I would also say that a little adversity creates personal character. Cinderella is interesting because she somehow holds that love she had as a child and endures the cruelty with a faith for her future. We would expect her to want revenge for the ill-doings of the step-people but instead her inner-beauty is what gives her a chance to rise. Were she to hate them, she’d just be slumming with the haters instead of rising above as she does.
There aren’t any fairy godmothers per se, but I believe we can create our own hope and magic. And it starts with the basic understanding that we are all worthy of the effort and the hope. The only way I’ve moved on from my darkness is to maintain a blind faith that I was worth the work it has taken to get here. As if I was my daughter, an odd but profound thought.
As parents, and as women, we are teachers by example. Knowing that what I do is so much more powerful than what I say, I rise with as much power as I can to my life and the occasions I am creating to grow. Because deep down, even with devastating self-doubt and low self-esteem I suffered from, I still believed that this life was worth working on. And it is within my power to change my perceptions and choices and shift my life in directions of empowerment instead of self-destruction.

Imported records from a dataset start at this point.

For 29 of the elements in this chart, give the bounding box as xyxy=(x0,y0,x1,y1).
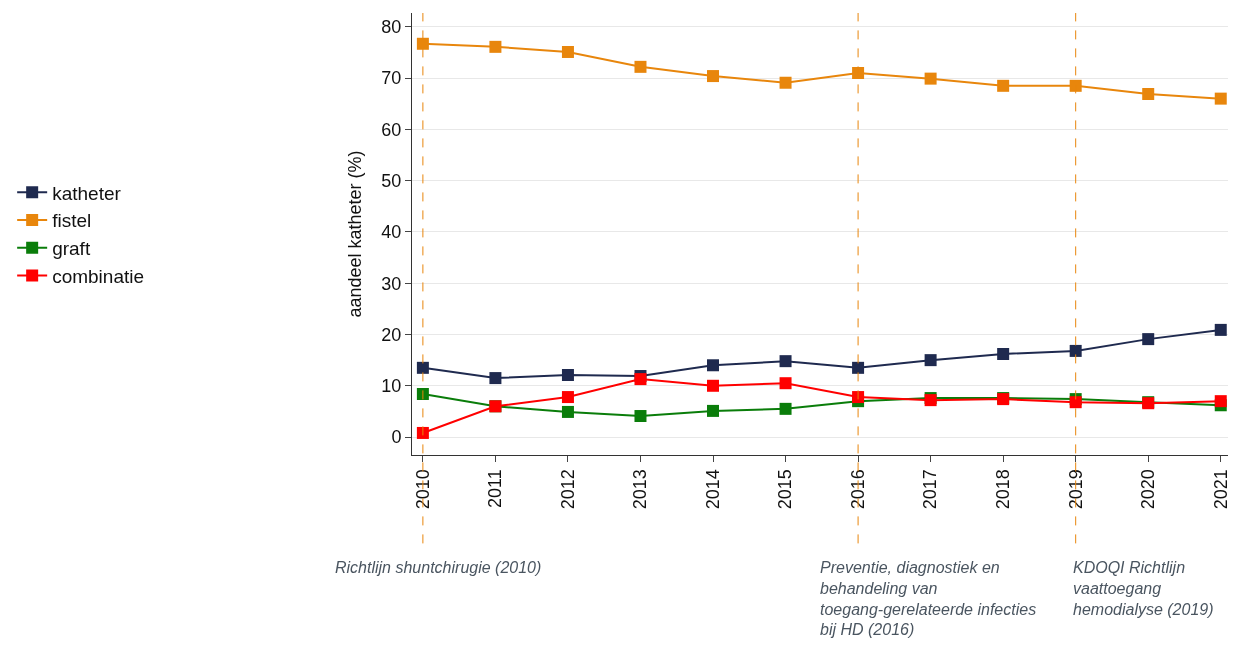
y-tick-label: 80 xyxy=(381,17,402,38)
legend-label: combinatie xyxy=(52,265,145,287)
y-tick-label: 50 xyxy=(381,170,402,191)
y-axis-title: aandeel katheter (%) xyxy=(344,150,365,318)
x-tick-label: 2010 xyxy=(412,469,433,510)
y-tick-label: 60 xyxy=(381,119,402,140)
x-tick-label: 2019 xyxy=(1065,469,1086,510)
ref-line-label: KDOQI Richtlijn vaattoegang hemodialyse (2019) xyxy=(1073,559,1214,618)
x-tick-label: 2016 xyxy=(847,469,868,510)
legend-label: katheter xyxy=(52,182,122,204)
y-tick-label: 0 xyxy=(391,427,402,448)
legend-label: graft xyxy=(52,238,91,260)
x-tick-label: 2021 xyxy=(1210,469,1231,510)
x-tick-label: 2011 xyxy=(485,469,506,508)
x-tick-label: 2020 xyxy=(1138,469,1159,510)
ref-line-label: Preventie, diagnostiek en behandeling van toegang-gerelateerde infecties bij HD (2016) xyxy=(820,559,1037,639)
x-tick-label: 2013 xyxy=(630,469,651,510)
y-tick-label: 70 xyxy=(381,68,402,89)
x-tick-label: 2014 xyxy=(702,469,723,510)
x-tick-label: 2015 xyxy=(775,469,796,510)
x-tick-label: 2017 xyxy=(920,469,941,510)
legend-label: fistel xyxy=(52,210,92,232)
ref-line-label: Richtlijn shuntchirugie (2010) xyxy=(335,559,542,576)
y-tick-label: 10 xyxy=(381,376,402,397)
y-tick-label: 40 xyxy=(381,222,402,243)
x-tick-label: 2012 xyxy=(557,469,578,510)
x-tick-label: 2018 xyxy=(993,469,1013,510)
y-tick-label: 30 xyxy=(381,273,402,294)
y-tick-label: 20 xyxy=(381,324,402,345)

As women, I don’t think we will make any progress shifting our power back to ourselves until we acknowledge that we are much more than our circumstances and that our worth is a given worth fighting for. The rest of the process is figuring out how we rise as individuals to add our wealth of selves to the collective. What do we each need to learn about compassion and courage to continue our journeys to become who we authentically are? That is our real goal and the path that lights us on fire to our destinies.